Il vantaggio non è solo tecnico, ma anche operativo: i DSLM riducano la necessità di training su larga scala, consumano meno energia e possono essere distribuiti più rapidamente all’interno delle organizzazioni.
“Quando chiedo che venga impostata una sveglia, voglio che la sveglia venga impostata”, ha spiegato Ray, evidenziando la maggiore affidabilità dei modelli specifici rispetto ai generalisti.
GenAI integrata nel software, non standalone
La seconda trasformazione chiave riguarda la forma stessa di utilizzo dell’AI. L’era delle sottoscrizioni mensili per “chattare con l’intelligenza artificiale” è destinata a tramontare. Come afferma Ray, “gli utenti non pagheranno 20 dollari al mese per interagire con un’AI. Continueranno ad acquistare software. Semplice. Solo che il software sarà potenziato dalla GenAI.”
Entro il 2029, il 50% delle interazioni all’interno dei processi aziendali sarà assistito da modelli AI, prevalentemente di tipo DSLM. Questa integrazione porterà con sé un nuovo paradigma di interazione: non più task isolati, ma un modello conversazionale e contestuale che accompagna l’utente all’interno dei workflow.
Ray parla di “interfacciamento multimodale non lineare” e di “interoperabilità dinamica” tra i sistemi IT. La GenAI sarà in grado di comprendere il contesto, adattarsi ai cambi di scenario e facilitare la composizione di soluzioni su misura.

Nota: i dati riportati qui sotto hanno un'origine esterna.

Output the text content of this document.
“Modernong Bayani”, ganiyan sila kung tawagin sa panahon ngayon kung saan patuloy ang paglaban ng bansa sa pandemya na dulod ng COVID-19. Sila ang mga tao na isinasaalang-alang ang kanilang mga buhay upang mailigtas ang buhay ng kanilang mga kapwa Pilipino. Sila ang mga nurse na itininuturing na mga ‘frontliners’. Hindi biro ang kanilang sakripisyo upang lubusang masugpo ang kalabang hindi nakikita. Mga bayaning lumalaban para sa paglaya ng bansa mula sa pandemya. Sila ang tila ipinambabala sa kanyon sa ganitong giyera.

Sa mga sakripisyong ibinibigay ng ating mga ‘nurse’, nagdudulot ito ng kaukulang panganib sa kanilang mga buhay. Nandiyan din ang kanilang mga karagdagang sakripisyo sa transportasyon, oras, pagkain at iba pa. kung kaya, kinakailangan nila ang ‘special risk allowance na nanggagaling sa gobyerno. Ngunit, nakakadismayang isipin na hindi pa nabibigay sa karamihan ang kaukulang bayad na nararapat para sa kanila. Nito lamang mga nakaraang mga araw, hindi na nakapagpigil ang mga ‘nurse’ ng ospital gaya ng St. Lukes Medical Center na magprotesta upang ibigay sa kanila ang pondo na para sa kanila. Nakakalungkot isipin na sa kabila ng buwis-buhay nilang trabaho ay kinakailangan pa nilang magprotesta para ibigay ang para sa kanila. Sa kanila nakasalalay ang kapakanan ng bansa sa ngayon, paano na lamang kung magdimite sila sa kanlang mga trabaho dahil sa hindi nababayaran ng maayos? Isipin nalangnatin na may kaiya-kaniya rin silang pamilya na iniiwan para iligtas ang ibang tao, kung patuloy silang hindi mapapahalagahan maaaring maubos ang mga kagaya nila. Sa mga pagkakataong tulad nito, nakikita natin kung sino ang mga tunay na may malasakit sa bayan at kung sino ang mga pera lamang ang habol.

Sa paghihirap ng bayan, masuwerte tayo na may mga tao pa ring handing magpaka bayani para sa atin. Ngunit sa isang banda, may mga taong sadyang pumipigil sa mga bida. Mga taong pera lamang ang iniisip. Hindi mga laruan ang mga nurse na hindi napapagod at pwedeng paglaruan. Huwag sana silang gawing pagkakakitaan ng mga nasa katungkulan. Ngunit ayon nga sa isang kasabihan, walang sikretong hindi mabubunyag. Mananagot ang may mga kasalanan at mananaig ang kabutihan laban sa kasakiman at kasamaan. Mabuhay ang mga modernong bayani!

Il riferimento al low-code/no-code è esplicito: così come queste piattaforme hanno democratizzato lo sviluppo di applicazioni, la GenAI embedded democratizzerà l’automazione dei processi. Non sarà necessario essere data scientist per creare automazioni intelligenti.

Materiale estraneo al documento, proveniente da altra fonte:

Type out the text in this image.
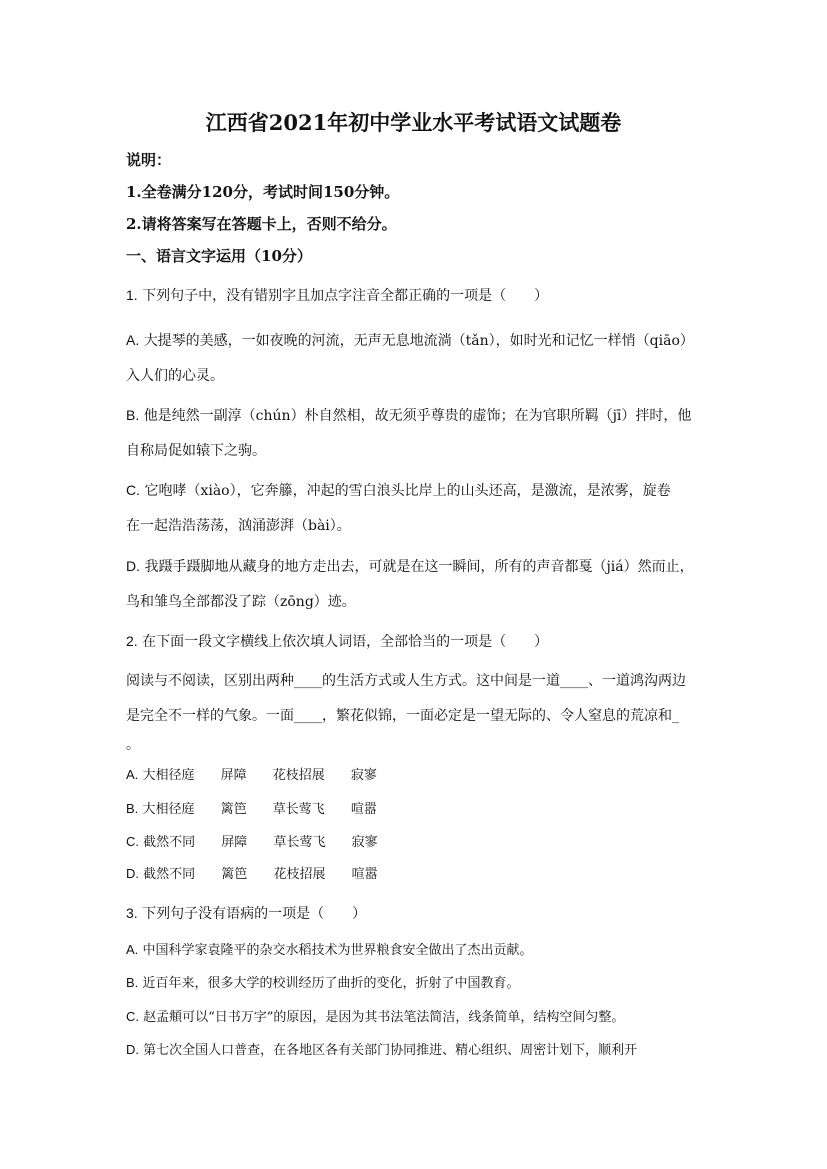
江西省2021年初中学业水平考试语文试题卷

说明：

1.全卷满分120分，考试时间150分钟。

2.请将答案写在答题卡上，否则不给分。

一、语言文字运用（10分）

1. 下列句子中，没有错别字且加点字注音全都正确的一项是（　　）

A. 大提琴的美感，一如夜晚的河流，无声无息地流淌（tǎn），如时光和记忆一样悄（qiāo）

入人们的心灵。

B. 他是纯然一副淳（chún）朴自然相，故无须乎尊贵的虚饰；在为官职所羁（jī）拌时，他

自称局促如辕下之驹。

C. 它咆哮（xiào），它奔籐，冲起的雪白浪头比岸上的山头还高，是激流，是浓雾，旋卷

在一起浩浩荡荡，汹涌澎湃（bài）。

D. 我蹑手蹑脚地从藏身的地方走出去，可就是在这一瞬间，所有的声音都戛（jiá）然而止，

鸟和雏鸟全部都没了踪（zōng）迹。

2. 在下面一段文字横线上依次填人词语，全部恰当的一项是（　　）

阅读与不阅读，区别出两种____的生活方式或人生方式。这中间是一道____、一道鸿沟两边

是完全不一样的气象。一面____，繁花似锦，一面必定是一望无际的、令人窒息的荒凉和_

。

A. 大相径庭 屏障 花枝招展 寂寥

B. 大相径庭 篱笆 草长莺飞 喧嚣

C. 截然不同 屏障 草长莺飞 寂寥

D. 截然不同 篱笆 花枝招展 喧嚣

3. 下列句子没有语病的一项是（　　）

A. 中国科学家袁隆平的杂交水稻技术为世界粮食安全做出了杰出贡献。

B. 近百年来，很多大学的校训经历了曲折的变化，折射了中国教育。

C. 赵孟頫可以“日书万字”的原因，是因为其书法笔法简洁，线条简单，结构空间匀整。

D. 第七次全国人口普查，在各地区各有关部门协同推进、精心组织、周密计划下，顺利开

Un ecosistema di modelli, non un’unica AI dominante
Gartner anticipa anche un cambiamento nell’ecosistema competitivo. Mentre pochi grandi player continueranno a sviluppare modelli generalisti, la vera innovazione avverrà nella creazione di un ecosistema di modelli specifici, adattati ai verticali di mercato e alle esigenze settoriali.
“Ci saranno tre o quattro grandi modelli linguistici generalisti, ma tutto il resto sarà basato su DSLM”, spiega Ray.

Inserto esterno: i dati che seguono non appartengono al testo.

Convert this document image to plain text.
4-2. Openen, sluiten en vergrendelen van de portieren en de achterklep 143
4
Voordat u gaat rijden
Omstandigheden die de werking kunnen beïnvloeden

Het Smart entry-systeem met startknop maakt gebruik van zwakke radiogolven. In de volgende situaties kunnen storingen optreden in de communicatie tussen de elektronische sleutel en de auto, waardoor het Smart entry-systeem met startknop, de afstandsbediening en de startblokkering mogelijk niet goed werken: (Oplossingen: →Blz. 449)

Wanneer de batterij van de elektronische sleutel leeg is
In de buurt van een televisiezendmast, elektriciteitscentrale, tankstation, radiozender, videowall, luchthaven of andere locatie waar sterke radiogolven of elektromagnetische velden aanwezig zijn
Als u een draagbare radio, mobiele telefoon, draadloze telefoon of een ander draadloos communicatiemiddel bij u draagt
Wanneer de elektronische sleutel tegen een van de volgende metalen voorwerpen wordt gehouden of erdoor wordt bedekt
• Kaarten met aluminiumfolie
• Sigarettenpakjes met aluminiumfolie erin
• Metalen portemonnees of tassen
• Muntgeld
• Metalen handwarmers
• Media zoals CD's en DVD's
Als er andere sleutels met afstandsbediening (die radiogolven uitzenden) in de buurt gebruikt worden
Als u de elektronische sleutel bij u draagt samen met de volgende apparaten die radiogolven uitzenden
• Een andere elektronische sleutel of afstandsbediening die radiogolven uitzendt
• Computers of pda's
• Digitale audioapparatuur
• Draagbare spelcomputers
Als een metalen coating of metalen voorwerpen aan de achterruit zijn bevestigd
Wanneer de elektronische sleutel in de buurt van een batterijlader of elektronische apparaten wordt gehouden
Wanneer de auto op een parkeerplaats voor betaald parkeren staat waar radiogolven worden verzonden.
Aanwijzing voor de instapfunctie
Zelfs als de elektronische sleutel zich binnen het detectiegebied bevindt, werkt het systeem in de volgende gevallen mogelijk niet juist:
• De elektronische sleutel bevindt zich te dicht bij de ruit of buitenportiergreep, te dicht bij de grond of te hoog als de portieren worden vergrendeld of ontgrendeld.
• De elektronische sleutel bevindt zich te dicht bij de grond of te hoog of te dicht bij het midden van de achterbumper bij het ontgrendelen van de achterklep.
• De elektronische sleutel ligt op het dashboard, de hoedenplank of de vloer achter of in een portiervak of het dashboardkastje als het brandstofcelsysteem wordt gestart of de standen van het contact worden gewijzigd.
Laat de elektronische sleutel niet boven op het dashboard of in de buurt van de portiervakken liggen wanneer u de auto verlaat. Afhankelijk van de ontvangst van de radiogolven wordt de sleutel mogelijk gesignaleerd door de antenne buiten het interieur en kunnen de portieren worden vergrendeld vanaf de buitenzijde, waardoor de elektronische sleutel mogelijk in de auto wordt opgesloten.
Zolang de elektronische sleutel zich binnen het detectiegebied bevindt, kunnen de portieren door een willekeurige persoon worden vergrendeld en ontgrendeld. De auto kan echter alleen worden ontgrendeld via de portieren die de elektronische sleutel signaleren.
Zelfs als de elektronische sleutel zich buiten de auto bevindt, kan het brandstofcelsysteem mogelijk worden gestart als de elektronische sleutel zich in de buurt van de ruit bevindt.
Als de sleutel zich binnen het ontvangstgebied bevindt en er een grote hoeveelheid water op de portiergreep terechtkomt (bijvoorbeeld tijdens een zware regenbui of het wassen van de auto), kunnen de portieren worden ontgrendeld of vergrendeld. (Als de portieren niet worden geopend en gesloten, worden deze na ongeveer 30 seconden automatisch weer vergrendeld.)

Questa frammentazione non sarà un limite, ma un’opportunità: ogni organizzazione potrà selezionare il modello più adatto al proprio dominio, oppure costruirne uno proprio, con dataset proprietari e funzionalità su misura.
La trasformazione invisibile
L’elemento più interessante è forse proprio questo: l’intelligenza artificiale diventerà “invisibile”. Non più interfacce evidenti, chatbot distinti o prodotti dedicati, ma funzionalità pervasiva e trasparente, integrata in ogni click, in ogni suggerimento, in ogni automazione.
Sarà una rivoluzione silenziosa, ma non per questo meno dirompente. I CIO e i responsabili dell’innovazione dovranno prepararsi a gestire ecosistemi software completamente riprogettati, in cui la GenAI è una capacità nativa.
E dovranno fare i conti con nuove metriche di efficienza, nuovi rischi, e un nuovo modo di pensare l’interazione uomo-macchina.
Come conclude Bill Ray, “questa è una trasformazione che accadrà comunque. Che lo vogliate o no.” E come tale va governata con lucidità, visione strategica e la consapevolezza che il futuro dei modelli AI non è né grande né generico: è specializzato e, soprattutto, integrato.